When Christmas Hurts
If you know anything about me at all, you know that I love Christmas. I love everything about it: the tree, lights, concerts and shows, time with family, good food, and all the holiday activities. However, the last few years have made me see the holidays in a different light. I still love them, but there are moments where I feel less than jolly, or the lights don’t seem quite as bright.
Grief does that. The past few years have brought many trials; from an unexpected passing of a dear family member, mourning infertility, miscarriage, the loss of a child, and so much more.
It’s not always that the holidays bring deep grief, though for some they might. It’s more the seasonal marker of time passing. It’s the reminder of how many Christmases it has been without that family member, that child, that dream; how long since you started waiting, since a major life change, since that diagnosis…you fill in the blank.
It can be hard to walk through the holidays when you feel as though you have to put on a happy face when all you want to do is weep. It’s hard when those around you seemingly forget the hard in the midst of the holiday.

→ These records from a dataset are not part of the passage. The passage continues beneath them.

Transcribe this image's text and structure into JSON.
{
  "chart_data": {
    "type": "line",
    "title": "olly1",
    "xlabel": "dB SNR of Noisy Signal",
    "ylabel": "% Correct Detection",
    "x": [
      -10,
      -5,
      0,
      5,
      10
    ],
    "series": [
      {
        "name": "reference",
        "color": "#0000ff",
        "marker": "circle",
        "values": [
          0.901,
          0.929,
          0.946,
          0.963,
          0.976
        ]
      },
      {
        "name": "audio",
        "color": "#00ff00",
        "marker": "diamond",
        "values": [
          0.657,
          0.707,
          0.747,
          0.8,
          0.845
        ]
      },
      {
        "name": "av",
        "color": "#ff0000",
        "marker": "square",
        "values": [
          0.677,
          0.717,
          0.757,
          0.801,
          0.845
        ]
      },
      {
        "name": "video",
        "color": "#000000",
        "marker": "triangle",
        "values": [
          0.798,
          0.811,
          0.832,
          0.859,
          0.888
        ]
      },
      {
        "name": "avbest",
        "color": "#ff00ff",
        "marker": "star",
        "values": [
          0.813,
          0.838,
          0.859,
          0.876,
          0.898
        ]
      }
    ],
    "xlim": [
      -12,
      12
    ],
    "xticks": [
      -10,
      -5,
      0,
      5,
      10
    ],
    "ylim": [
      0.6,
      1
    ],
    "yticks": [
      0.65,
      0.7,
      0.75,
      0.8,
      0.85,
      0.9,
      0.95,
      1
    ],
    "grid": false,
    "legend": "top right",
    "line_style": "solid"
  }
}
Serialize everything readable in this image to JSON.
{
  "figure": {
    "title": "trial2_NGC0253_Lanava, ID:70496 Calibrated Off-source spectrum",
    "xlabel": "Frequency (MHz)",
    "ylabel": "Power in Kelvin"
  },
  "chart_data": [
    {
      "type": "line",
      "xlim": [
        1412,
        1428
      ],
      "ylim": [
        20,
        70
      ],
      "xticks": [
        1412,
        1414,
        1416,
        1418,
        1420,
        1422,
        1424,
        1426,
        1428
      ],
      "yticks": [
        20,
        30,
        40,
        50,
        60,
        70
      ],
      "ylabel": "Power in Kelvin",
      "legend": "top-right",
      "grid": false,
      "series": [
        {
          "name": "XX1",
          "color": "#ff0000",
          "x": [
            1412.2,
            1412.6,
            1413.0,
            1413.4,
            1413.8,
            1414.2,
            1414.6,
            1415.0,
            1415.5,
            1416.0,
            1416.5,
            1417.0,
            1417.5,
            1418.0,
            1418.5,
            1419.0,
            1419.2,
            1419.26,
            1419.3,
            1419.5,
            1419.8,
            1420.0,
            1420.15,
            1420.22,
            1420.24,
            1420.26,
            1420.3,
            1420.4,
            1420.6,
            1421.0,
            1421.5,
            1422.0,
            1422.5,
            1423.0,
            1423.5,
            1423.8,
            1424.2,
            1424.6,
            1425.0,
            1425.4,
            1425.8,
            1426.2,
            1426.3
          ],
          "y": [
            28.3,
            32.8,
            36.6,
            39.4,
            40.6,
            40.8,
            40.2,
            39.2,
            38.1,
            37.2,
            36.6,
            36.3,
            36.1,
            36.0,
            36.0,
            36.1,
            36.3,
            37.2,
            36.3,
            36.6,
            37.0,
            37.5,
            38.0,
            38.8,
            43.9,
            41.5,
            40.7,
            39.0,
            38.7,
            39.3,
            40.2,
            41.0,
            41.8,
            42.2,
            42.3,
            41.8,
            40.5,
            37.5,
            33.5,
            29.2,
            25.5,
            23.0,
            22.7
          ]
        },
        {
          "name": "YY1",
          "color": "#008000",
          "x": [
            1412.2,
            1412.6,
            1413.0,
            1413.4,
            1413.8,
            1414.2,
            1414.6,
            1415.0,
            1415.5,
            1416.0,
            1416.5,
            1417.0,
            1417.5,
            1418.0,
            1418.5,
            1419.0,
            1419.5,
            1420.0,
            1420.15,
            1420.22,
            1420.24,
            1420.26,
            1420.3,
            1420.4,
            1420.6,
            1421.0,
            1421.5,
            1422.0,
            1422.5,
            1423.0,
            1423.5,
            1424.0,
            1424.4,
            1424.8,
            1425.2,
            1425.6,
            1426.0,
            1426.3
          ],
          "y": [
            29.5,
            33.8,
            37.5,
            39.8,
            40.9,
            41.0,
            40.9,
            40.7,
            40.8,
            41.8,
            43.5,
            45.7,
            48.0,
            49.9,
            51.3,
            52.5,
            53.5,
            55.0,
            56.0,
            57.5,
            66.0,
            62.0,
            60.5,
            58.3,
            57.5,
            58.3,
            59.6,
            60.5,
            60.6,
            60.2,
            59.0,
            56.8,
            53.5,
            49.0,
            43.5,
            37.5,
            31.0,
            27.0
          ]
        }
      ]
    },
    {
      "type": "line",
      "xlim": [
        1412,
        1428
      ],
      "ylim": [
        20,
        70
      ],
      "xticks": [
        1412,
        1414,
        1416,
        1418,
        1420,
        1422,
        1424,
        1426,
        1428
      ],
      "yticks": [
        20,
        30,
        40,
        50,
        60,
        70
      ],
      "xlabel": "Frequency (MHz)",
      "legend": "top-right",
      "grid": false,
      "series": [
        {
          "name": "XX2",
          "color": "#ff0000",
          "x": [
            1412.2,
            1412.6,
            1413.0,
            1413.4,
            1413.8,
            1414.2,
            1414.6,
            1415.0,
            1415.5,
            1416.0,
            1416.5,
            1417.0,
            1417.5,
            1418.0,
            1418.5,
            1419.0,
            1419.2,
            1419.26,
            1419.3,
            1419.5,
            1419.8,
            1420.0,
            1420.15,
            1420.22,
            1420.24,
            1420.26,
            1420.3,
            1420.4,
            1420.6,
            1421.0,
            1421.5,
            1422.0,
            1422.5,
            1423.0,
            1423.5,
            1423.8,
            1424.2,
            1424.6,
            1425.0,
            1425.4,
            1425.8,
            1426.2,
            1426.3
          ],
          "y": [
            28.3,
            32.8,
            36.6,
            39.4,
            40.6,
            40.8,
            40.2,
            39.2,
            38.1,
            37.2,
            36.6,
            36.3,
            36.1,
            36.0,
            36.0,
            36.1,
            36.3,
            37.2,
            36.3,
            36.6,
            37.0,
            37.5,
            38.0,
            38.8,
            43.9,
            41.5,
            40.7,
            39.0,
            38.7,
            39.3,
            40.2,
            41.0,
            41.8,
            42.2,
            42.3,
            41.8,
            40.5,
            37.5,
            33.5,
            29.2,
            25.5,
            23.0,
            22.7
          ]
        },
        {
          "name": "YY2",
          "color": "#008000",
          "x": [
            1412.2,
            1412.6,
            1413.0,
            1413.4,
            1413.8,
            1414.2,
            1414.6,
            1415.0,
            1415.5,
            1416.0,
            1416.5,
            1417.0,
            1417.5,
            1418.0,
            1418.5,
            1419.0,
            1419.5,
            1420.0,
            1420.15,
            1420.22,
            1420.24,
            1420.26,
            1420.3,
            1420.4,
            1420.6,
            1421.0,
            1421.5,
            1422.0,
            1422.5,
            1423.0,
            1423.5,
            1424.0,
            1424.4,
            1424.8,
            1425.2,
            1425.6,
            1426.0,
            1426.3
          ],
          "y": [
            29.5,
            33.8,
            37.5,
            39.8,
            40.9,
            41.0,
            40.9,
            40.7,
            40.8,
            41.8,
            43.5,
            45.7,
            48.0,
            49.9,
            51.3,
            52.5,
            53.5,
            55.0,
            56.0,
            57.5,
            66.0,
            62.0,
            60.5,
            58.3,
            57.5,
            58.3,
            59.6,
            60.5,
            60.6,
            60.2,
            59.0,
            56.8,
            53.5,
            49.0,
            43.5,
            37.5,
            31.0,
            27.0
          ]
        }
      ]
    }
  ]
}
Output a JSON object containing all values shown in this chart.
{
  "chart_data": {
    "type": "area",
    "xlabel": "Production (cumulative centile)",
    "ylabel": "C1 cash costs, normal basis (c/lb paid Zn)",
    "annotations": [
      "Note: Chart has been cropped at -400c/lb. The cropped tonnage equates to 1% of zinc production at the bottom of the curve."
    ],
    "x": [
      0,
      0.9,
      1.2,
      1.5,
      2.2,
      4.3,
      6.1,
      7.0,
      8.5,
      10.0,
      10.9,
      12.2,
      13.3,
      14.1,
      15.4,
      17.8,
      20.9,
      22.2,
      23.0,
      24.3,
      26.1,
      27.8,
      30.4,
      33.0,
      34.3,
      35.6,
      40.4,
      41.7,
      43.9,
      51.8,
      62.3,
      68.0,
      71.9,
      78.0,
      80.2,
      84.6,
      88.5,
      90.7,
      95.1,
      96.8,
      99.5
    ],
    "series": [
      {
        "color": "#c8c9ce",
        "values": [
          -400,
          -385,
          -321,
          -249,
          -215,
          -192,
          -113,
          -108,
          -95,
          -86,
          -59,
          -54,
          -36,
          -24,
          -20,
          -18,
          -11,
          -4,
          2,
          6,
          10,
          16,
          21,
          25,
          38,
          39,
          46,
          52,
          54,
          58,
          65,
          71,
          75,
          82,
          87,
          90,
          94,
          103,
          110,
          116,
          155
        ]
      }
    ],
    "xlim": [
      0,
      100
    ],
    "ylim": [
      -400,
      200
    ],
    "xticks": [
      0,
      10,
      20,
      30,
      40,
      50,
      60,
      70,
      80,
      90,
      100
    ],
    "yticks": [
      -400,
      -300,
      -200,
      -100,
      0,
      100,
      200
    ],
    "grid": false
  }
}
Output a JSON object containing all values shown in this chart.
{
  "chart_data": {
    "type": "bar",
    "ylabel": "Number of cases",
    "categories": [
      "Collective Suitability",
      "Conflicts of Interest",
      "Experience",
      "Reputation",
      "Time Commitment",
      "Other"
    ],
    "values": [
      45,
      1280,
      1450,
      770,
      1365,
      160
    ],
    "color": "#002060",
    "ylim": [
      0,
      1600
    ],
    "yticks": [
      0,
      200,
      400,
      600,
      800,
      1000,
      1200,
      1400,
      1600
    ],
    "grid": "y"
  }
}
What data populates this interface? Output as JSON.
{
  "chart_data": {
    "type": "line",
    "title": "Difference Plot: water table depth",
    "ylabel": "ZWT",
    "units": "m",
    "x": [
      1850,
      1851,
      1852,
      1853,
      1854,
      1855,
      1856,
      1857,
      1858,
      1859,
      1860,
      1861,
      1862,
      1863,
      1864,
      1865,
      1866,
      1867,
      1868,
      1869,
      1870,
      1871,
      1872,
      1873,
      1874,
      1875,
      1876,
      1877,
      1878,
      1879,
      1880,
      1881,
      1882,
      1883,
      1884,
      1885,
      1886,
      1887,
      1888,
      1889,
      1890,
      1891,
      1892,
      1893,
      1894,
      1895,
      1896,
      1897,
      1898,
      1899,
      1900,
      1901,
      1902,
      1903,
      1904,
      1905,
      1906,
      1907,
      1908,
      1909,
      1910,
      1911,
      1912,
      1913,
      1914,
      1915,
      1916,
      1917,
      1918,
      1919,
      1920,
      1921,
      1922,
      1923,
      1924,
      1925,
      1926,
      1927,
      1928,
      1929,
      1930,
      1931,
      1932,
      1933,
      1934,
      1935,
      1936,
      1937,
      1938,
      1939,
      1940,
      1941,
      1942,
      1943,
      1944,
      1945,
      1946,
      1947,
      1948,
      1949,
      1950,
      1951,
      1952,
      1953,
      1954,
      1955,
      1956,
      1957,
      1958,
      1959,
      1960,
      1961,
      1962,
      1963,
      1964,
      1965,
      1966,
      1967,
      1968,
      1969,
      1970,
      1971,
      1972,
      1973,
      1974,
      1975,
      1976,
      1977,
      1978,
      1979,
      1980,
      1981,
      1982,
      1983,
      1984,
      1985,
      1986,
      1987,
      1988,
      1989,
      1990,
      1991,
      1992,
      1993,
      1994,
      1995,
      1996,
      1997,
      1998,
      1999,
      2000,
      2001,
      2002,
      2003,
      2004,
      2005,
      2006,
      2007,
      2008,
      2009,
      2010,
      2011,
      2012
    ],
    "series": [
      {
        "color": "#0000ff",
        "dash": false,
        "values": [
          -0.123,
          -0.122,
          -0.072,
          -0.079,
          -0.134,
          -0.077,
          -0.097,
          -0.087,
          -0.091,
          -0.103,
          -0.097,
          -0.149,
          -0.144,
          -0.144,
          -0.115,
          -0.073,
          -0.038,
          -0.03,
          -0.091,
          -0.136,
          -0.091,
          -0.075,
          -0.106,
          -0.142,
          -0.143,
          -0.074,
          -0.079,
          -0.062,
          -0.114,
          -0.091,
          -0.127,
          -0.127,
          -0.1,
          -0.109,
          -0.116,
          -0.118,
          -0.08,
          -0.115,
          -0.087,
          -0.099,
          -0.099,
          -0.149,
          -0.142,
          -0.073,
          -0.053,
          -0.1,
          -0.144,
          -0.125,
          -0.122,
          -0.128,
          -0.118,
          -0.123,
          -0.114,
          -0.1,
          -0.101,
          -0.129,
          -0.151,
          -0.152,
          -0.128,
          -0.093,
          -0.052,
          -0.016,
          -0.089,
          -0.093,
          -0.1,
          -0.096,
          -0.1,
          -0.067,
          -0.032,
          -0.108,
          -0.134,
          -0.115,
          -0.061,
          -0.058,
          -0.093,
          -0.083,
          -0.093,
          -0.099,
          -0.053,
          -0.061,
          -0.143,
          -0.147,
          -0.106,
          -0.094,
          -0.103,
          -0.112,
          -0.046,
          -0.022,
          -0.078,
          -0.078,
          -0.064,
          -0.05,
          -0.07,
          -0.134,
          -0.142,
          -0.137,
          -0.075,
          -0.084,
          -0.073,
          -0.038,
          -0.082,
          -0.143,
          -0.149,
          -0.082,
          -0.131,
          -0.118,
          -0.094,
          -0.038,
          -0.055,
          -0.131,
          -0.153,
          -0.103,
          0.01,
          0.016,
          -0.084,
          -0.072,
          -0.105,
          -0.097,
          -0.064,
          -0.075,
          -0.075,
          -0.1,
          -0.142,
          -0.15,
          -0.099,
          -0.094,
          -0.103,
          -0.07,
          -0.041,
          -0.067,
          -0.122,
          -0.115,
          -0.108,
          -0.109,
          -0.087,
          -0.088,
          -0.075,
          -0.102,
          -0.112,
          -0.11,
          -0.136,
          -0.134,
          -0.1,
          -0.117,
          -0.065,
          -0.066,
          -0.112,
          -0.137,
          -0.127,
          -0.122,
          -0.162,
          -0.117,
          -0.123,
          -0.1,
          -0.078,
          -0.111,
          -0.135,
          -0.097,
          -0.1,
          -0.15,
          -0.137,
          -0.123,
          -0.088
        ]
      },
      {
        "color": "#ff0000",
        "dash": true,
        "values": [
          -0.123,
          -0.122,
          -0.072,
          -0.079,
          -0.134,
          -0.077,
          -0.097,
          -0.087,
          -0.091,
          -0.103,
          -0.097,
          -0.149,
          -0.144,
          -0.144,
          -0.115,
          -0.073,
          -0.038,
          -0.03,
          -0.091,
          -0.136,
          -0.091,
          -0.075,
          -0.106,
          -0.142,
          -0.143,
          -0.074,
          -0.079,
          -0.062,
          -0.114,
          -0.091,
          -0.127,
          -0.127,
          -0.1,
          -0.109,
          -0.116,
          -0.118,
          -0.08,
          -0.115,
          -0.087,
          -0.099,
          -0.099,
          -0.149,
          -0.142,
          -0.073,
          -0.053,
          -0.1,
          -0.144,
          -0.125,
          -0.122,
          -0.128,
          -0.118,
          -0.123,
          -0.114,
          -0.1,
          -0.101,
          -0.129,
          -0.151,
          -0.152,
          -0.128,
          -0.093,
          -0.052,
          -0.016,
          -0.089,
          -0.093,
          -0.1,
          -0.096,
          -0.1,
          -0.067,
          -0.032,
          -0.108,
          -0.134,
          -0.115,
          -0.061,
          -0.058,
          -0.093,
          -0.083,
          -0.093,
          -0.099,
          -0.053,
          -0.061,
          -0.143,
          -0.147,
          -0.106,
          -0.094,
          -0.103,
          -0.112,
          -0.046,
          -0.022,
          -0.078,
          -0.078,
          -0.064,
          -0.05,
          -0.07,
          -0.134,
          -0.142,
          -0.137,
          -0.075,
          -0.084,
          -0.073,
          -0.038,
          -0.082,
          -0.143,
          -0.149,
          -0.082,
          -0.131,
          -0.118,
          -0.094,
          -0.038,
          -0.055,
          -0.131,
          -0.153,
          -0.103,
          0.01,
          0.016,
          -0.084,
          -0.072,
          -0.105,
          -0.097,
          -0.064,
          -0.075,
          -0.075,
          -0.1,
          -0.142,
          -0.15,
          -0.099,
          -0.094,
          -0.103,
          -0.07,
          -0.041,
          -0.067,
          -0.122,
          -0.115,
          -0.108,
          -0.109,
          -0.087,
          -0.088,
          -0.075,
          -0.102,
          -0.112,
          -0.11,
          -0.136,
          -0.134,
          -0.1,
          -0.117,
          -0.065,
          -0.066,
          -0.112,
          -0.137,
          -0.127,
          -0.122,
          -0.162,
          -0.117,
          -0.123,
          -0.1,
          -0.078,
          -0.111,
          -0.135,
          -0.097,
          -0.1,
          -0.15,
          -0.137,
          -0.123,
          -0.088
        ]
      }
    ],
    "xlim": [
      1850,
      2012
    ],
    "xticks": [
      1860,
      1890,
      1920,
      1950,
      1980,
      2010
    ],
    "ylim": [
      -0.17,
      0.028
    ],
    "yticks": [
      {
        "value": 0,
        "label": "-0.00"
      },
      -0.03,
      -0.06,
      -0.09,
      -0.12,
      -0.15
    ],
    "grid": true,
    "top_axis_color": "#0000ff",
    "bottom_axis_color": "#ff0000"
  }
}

Let me encourage you, friend: you are seen. Not only by me, but also by our Savior. Jesus promises to be close to the brokenhearted (Ps. 34:18), and if that is you, friend, claim that promise! If the holiday season brings tears, let it. Even Jesus wept (John 11).
So, if you’re entering this season with an empty chair, an empty womb, or an empty ring finger, call on the Lord, for he promises to be near to all who call on him (Ps. 145:18). But more than that, the Lord promises that one day, he will fix it. God will be with us, and we will be his. He will wipe away every tear, and there will be no more mourning, crying, or pain (Rev. 21:3-4). I don’t know about you, friend, but even in the midst of grief and lament, I find so much joy and hope in that promise.
If you’re with someone who is hurting this Christmas, help them by creating a safe place for them to cry, to lament, to mourn, or to question. God does not call on us to “fix it,” or to point out the silver lining. We do not need to try to put the square peg of happiness and holiday cheer in to the round hole of grief. The hope of the cheerful is not in a Merry Christmas. It is the same as the hope of the grieving, that Christ is coming back to make all wrong things right. So please, do as Paul calls us and weep with those who weep (Rom. 12:15). That may be the best gift you can give them this Christmas.
This holiday season, join me as I remind myself of truth: I am redeemed, I am his, the Lord has called me by name, he is with me, he is my Savior (Isa. 43:1-3), and he will make all things new. With those promises, even through weeping, we can have joy. And just maybe, the lights might seem a little brighter this Christmas.